Tra gli altri casi di recenti violazioni dei diritti umani nei confronti degli appartenenti all’industria cinematografica, Amnesty International segnala quello dell’attrice Marzieh Vafamehr, arrestata nel giugno 2011 e da allora detenuta nel carcere di Gharchak, a Varamin, nel sud-est dell’Iran. Il 4 agosto suo marito ha riferito che l’ordine di custodia era stato prolungato di un altro mese. Amnesty International non è in possesso di notizie più aggiornate rispetto alla sua situazione legale.
Nel luglio 2011 sono state arrestate le registe Mahmaz Mohammadi e Pegah Ahangarani e la fotogiornalista Maryam Majd. Le tre donne sono poi state scarcerate dietro pagamento di una cauzione.
Nel dicembre 2010, Ja’far Panahi e Mohammad Rasoulof, due acclamati registi di fama internazionale, sono stati condannati a sei anni di carcere. Panahi è stato anche condannato al divieto di fare film per 20 anni. Entrambi restano liberi in attesa dell’esito del processo d’appello. Panahi non può neanche recarsi all’estero, mentre nel maggio 2011 è stato annullato il divieto di viaggiare all’estero, in vigore dal 2009, nei confronti di Rasoulof.

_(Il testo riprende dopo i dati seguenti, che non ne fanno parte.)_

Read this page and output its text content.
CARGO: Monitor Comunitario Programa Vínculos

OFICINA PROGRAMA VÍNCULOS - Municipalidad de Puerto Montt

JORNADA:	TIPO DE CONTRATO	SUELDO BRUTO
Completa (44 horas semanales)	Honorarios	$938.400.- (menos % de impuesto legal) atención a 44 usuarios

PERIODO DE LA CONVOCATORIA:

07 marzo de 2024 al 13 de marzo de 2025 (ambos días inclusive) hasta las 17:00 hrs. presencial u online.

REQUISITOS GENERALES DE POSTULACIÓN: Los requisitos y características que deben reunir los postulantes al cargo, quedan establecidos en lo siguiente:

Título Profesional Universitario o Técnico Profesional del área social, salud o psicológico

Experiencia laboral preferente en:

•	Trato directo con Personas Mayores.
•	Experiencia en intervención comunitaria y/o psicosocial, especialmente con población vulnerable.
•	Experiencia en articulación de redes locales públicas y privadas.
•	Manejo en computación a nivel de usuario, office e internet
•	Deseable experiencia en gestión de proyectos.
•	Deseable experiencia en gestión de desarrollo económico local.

Dalle elezioni presidenziali del 2009, registi di fama internazionale come Abbas Kiarostami, Mohsen Makhmalbaf e Bahman Ghobadi hanno lasciato il paese. Prima delle elezioni, numerosi poster e cartelloni raffiguranti la nota attrice Fatemeh Motamed Arya erano stati danneggiati o incendiati. Il suo nome è stato messo al bando e i film in cui recitava sono stati sottoposti a un nuovo montaggio per rimuovere le parti in cui era presente. Si era limitata a rilasciare interviste nelle quali sosteneva che gli iraniani amano la vita e preferiscono la pace, di fronte alle minacce internazionali contro il paese.